The sole remaining nurse asks why the man killed the other nurses. When he replies that he did so to "decorate" her with their blood, she responds that he could have simply used his own blood. To prove so, she bites his finger, releasing his blood. Satisfied, the man spares her. After he reveals he is from near the ocean, she sings the song "Song of the Conch" as the two have sex.

The film ends with shots of the man and the survivor nurse running across the oceanside, before fondling each other in the middle of the other nurses' corpses, which are arranged in a star formation resembling the Japanese flag.

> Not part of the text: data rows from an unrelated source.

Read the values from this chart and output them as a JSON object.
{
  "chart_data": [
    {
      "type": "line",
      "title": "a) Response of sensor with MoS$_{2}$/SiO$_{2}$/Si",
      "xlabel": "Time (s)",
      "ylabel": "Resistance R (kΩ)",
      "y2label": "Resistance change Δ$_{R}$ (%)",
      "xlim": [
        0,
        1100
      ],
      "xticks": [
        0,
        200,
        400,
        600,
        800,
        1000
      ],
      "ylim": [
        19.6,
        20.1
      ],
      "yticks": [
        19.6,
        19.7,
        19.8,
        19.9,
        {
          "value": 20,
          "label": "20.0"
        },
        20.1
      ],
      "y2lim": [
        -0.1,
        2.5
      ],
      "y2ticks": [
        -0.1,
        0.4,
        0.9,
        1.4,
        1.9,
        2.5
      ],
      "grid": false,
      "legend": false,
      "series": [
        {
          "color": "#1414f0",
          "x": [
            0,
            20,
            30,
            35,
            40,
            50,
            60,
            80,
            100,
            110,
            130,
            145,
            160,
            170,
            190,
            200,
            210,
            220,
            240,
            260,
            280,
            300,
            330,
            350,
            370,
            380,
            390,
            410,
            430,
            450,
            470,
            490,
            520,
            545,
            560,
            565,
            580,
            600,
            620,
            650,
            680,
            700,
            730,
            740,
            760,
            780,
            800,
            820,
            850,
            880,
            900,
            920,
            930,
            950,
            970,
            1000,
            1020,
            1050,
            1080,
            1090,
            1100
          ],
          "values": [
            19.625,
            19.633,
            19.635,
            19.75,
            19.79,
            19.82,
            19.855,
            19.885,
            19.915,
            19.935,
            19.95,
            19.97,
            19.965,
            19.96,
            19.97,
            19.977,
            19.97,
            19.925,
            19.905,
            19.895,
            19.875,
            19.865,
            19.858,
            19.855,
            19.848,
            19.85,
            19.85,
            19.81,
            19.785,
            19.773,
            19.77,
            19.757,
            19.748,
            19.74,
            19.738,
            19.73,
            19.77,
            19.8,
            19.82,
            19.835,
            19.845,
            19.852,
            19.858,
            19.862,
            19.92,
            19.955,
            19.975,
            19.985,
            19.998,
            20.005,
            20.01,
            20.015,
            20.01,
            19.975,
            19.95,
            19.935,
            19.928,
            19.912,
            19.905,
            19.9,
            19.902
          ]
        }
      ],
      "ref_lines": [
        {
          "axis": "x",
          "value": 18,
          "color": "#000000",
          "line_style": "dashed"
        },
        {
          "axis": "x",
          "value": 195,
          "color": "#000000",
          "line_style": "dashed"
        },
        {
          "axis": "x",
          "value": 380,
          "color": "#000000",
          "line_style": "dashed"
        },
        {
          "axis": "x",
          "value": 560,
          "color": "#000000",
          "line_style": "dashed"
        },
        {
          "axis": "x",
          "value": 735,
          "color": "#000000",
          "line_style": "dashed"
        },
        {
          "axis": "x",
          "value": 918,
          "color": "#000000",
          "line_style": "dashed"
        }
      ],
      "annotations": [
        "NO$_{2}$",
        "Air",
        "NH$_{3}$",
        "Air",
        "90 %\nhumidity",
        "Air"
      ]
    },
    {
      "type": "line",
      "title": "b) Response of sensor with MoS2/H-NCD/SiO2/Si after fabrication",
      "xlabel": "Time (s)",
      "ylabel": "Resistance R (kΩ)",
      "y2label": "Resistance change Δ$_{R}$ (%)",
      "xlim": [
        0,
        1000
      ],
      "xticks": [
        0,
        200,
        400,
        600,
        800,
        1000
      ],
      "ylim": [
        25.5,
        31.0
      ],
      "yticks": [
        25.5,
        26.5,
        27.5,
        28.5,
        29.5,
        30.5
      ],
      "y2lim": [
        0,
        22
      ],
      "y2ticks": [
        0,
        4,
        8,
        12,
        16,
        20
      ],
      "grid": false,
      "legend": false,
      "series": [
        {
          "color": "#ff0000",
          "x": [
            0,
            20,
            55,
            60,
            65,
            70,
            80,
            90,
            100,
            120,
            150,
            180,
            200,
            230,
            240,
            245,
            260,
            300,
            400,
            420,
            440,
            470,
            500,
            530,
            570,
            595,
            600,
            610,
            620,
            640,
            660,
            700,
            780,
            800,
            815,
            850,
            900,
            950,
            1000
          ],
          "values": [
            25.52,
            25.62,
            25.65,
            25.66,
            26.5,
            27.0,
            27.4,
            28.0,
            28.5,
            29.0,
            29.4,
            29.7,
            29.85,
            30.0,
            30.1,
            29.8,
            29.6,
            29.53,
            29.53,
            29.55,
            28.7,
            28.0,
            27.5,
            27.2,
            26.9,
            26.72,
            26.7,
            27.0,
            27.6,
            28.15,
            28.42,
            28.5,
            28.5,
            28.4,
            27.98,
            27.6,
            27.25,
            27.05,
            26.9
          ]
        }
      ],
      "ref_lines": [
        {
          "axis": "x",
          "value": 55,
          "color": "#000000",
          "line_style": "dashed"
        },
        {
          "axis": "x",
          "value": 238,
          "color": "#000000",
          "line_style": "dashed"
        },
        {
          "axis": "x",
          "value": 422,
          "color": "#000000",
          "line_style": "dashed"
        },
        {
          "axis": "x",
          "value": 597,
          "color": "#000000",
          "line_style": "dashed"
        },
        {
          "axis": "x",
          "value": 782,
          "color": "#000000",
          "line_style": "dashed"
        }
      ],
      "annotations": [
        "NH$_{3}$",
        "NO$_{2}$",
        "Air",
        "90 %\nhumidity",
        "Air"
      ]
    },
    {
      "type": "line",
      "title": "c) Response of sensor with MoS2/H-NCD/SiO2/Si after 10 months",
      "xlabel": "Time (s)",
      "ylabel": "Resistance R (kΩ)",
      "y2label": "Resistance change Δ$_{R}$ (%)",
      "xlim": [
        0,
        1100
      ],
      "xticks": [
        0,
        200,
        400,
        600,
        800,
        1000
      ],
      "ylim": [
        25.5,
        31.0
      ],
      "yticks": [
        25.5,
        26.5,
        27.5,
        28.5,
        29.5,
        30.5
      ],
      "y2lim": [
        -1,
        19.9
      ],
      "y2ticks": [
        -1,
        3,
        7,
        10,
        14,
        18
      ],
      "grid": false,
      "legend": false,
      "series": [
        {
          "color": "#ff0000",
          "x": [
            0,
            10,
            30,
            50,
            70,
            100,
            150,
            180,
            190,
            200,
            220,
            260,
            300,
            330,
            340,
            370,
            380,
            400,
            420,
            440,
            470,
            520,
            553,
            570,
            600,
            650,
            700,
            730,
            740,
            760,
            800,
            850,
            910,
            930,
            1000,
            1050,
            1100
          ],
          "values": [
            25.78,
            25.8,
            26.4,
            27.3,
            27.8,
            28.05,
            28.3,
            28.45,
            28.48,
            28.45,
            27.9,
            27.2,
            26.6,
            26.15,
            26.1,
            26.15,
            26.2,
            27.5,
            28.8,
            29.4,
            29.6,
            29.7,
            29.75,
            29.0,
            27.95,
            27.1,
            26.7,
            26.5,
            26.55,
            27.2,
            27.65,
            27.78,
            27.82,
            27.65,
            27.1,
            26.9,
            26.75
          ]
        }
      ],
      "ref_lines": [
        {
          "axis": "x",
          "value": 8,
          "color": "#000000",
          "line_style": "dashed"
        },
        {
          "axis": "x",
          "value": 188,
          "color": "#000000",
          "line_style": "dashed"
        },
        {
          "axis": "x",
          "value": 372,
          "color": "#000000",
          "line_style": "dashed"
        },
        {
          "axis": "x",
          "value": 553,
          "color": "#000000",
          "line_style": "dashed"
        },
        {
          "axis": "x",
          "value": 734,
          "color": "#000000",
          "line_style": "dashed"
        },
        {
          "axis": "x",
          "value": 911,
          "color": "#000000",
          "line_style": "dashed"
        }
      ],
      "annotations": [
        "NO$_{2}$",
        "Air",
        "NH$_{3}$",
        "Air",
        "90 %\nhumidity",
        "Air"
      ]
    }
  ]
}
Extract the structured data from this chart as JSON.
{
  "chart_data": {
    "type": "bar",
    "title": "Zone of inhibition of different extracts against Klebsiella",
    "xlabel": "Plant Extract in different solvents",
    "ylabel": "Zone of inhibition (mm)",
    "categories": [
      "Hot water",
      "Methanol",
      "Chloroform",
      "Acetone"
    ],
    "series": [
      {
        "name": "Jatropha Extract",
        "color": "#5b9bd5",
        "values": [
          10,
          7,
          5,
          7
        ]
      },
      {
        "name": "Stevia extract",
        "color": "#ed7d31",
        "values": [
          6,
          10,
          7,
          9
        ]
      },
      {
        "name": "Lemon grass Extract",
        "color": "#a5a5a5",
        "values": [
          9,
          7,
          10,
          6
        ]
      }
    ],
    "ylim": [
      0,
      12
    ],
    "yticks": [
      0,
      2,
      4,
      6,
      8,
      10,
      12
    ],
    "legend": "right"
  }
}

The nurse is gone, leaving the sleeping man, by the time the police raid the rooming house.

In the tradition of Wakamatsu's other Pinku eiga, there is much sexuality and nudity. However most of the actual murders take place off screen. Like other examples in Wakamatsu's work, the plot simplicity often feels like a "sadistic haiku".

==Cast==
- Jūrō Kara as The Handsome Boy
- Keiko Koyanagi as The Head Nurse
- Miki Hayashi as Nurse A
- Shoko Kidowaki as Nurse B
- Makiko Saegusa as Nurse C
- Kyoko Yoyoi as Nurse D
- Michiko Sakamoto as The Young Girl
- Gusaku Satô as Riot Policeman
- Shûzô Tanaka as Riot Policeman
- Matajûrô Arafune as Riot Policeman
- Kentarô Aichi as Riot Policeman

==Production==
The film was shot in black and white in just three days, probably much of it improvised and because of the low budget, many of the actresses were not professionals.

== Criticism ==
Like many films of this nature, Violated Angels was called anti-feminist and misogynistic by some critics. In Film As A Subversive Art, a book on underground cinema, Amos Vogel praises Wakamatsu's artistic talent, yet pans the film for its "...anti-feminist sadism which is not based on any ideological explanation and finally contributes misanthropic flavour to his work."